By Mary Ogar
As Nigeria joins the international community today to commemorate the World Teachers’ Day, the United Nations Educational, Scientific and Cultural Organisation (UNESCO) has estimated that the country would need 1.4 million teachers more to provide every child with good quality primary education by 2030.
According to a document released by the world body on October 2 to commemorate this year’s anniversary, Sub Sahara Africa faces the biggest challenge, “with a total of 2.7 million teachers needed in schools” even now.
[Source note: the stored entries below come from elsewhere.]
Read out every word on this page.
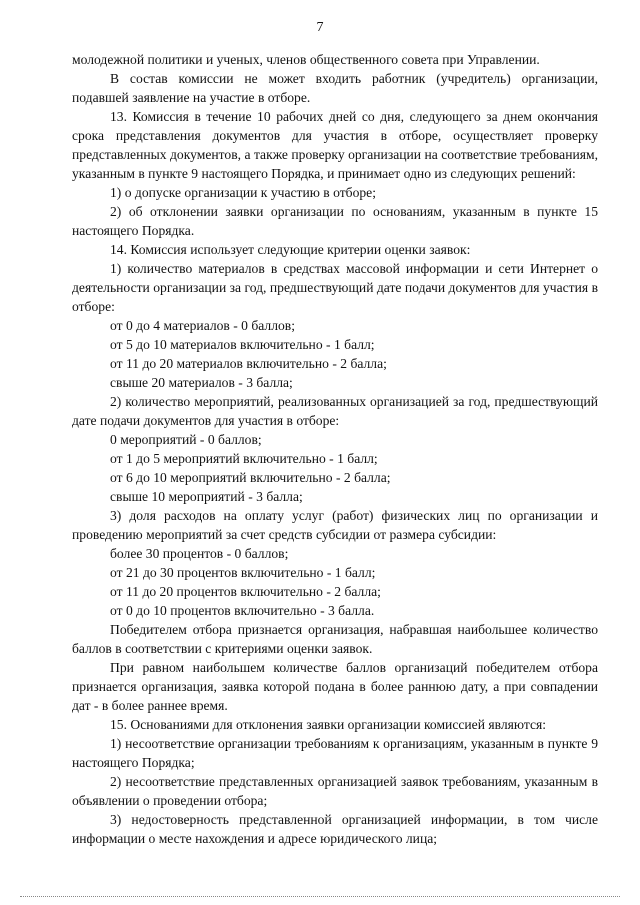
7

молодежной политики и ученых, членов общественного совета при Управлении.

В состав комиссии не может входить работник (учредитель) организации, подавшей заявление на участие в отборе.

13. Комиссия в течение 10 рабочих дней со дня, следующего за днем окончания срока представления документов для участия в отборе, осуществляет проверку представленных документов, а также проверку организации на соответствие требованиям, указанным в пункте 9 настоящего Порядка, и принимает одно из следующих решений:

1) о допуске организации к участию в отборе;

2) об отклонении заявки организации по основаниям, указанным в пункте 15 настоящего Порядка.

14. Комиссия использует следующие критерии оценки заявок:

1) количество материалов в средствах массовой информации и сети Интернет о деятельности организации за год, предшествующий дате подачи документов для участия в отборе:

от 0 до 4 материалов - 0 баллов;

от 5 до 10 материалов включительно - 1 балл;

от 11 до 20 материалов включительно - 2 балла;

свыше 20 материалов - 3 балла;

2) количество мероприятий, реализованных организацией за год, предшествующий дате подачи документов для участия в отборе:

0 мероприятий - 0 баллов;

от 1 до 5 мероприятий включительно - 1 балл;

от 6 до 10 мероприятий включительно - 2 балла;

свыше 10 мероприятий - 3 балла;

3) доля расходов на оплату услуг (работ) физических лиц по организации и проведению мероприятий за счет средств субсидии от размера субсидии:

более 30 процентов - 0 баллов;

от 21 до 30 процентов включительно - 1 балл;

от 11 до 20 процентов включительно - 2 балла;

от 0 до 10 процентов включительно - 3 балла.

Победителем отбора признается организация, набравшая наибольшее количество баллов в соответствии с критериями оценки заявок.

При равном наибольшем количестве баллов организаций победителем отбора признается организация, заявка которой подана в более раннюю дату, а при совпадении дат - в более раннее время.

15. Основаниями для отклонения заявки организации комиссией являются:

1) несоответствие организации требованиям к организациям, указанным в пункте 9 настоящего Порядка;

2) несоответствие представленных организацией заявок требованиям, указанным в объявлении о проведении отбора;

3) недостоверность представленной организацией информации, в том числе информации о месте нахождения и адресе юридического лица;
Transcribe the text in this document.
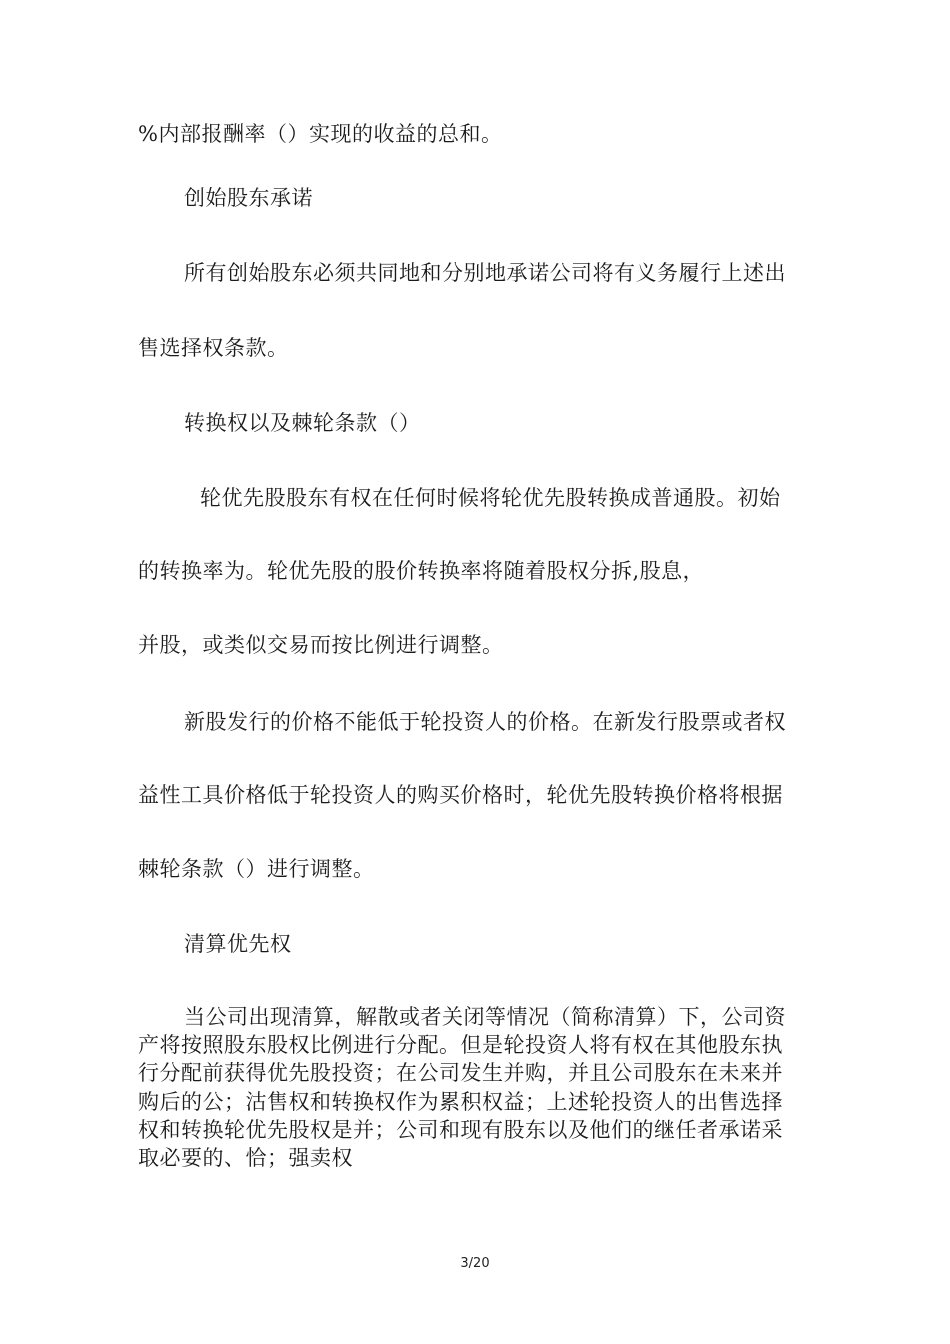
%内部报酬率（）实现的收益的总和。
创始股东承诺
所有创始股东必须共同地和分别地承诺公司将有义务履行上述出
售选择权条款。
转换权以及棘轮条款（）
轮优先股股东有权在任何时候将轮优先股转换成普通股。初始
的转换率为。轮优先股的股价转换率将随着股权分拆,股息，
并股，或类似交易而按比例进行调整。
新股发行的价格不能低于轮投资人的价格。在新发行股票或者权
益性工具价格低于轮投资人的购买价格时，轮优先股转换价格将根据
棘轮条款（）进行调整。
清算优先权
当公司出现清算，解散或者关闭等情况（简称清算）下，公司资
产将按照股东股权比例进行分配。但是轮投资人将有权在其他股东执
行分配前获得优先股投资；在公司发生并购，并且公司股东在未来并
购后的公；沽售权和转换权作为累积权益；上述轮投资人的出售选择
权和转换轮优先股权是并；公司和现有股东以及他们的继任者承诺采
取必要的、恰；强卖权
3/20
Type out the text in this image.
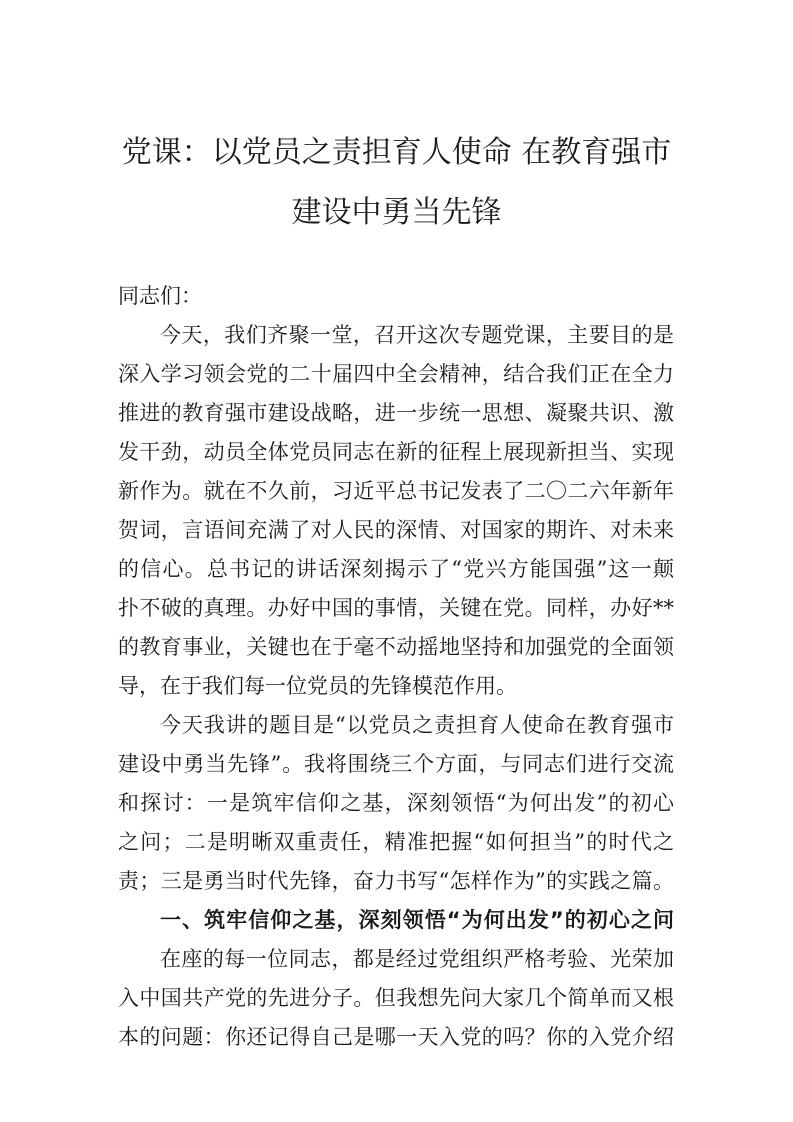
党课：以党员之责担育人使命 在教育强市
建设中勇当先锋
同志们：
今天，我们齐聚一堂，召开这次专题党课，主要目的是
深入学习领会党的二十届四中全会精神，结合我们正在全力
推进的教育强市建设战略，进一步统一思想、凝聚共识、激
发干劲，动员全体党员同志在新的征程上展现新担当、实现
新作为。就在不久前，习近平总书记发表了二〇二六年新年
贺词，言语间充满了对人民的深情、对国家的期许、对未来
的信心。总书记的讲话深刻揭示了“党兴方能国强”这一颠
扑不破的真理。办好中国的事情，关键在党。同样，办好**
的教育事业，关键也在于毫不动摇地坚持和加强党的全面领
导，在于我们每一位党员的先锋模范作用。
今天我讲的题目是“以党员之责担育人使命在教育强市
建设中勇当先锋”。我将围绕三个方面，与同志们进行交流
和探讨：一是筑牢信仰之基，深刻领悟“为何出发”的初心
之问；二是明晰双重责任，精准把握“如何担当”的时代之
责；三是勇当时代先锋，奋力书写“怎样作为”的实践之篇。
一、筑牢信仰之基，深刻领悟“为何出发”的初心之问
在座的每一位同志，都是经过党组织严格考验、光荣加
入中国共产党的先进分子。但我想先问大家几个简单而又根
本的问题：你还记得自己是哪一天入党的吗？你的入党介绍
And for every 100 children of school age existing today, the report estimates that there will be 142 in 2030.”
As a result, countries across the region will need to create 2.2 million new teaching positions by 2030, while filling about 3.9 million positions, the report noted.
This year’s slogan – Empowering Teachers, Building Sustainable Societies – described teachers as not only the means to implementing educational goals, but also the key to sustainability and national capacity in achieving learning and creating societies based on knowledge, values and ethics.
Although, the report acknowledged that many countries had increased their rates of teacher recruitment over the past decade as part of efforts to expand access to education, “but these policies generally involve a trade-off favouring quantity over quality.”
Nigeria launched the Universal Basic Education (UBE) scheme in 1999, but it was not until 2004 that the National Assembly put the enabling Act in place. While the constitution gives the management of primary education to the states, the federal government still provides a block grant of two per cent of its Consolidated Revenue Fund (CRF) as matching grants for primary education.
About 10 per cent of the CRF is allocated to Teacher Professional Development. Between 2005 and 2011, the federal government expended more than N14.9 billion on teacher training across the country. However, there have been disagreements between the federal government and state governments over propriety of the Federal Teachers’ Scheme (FTS), launched by the former to augment the acute shortage of teachers nationwide.
Some states, like Lagos, insisted that many of the individuals under the FTS were not qualified to teach. This hampered the intended outcomes and as some refused to absorb those posted to them.
However, Rivers State took a bold step in 2013 when it recruited about 13,000 teachers for its primary and secondary schools, attracting commendation from the Universal Basic Education Commission (UBEC).
On the other hand, while Lagos admits that it lacks the required number of teachers for its schools, the immediate past chairman of the State’s Universal Basic Education Board (SUBEB), Mrs. Gbolahan Daodu told The Intellectual in an interview that 99 percent of the teachers in the state were qualified.
Besides, the National Commission for Colleges of Education, under its immediate past Executive Secretary, Prof Mohammed Junaid had some three years ago, embarked on a comprehensive review of the curriculum being used to train teachers in the Colleges of Education.
World Teachers’ Day (WTD) has been celebrated on October 5 of every year since 1994 when UNESCO created it, to honour the adoption of the International Labour Organisation/UNESCO Recommendations, concerning Teaching Personnel in 1966.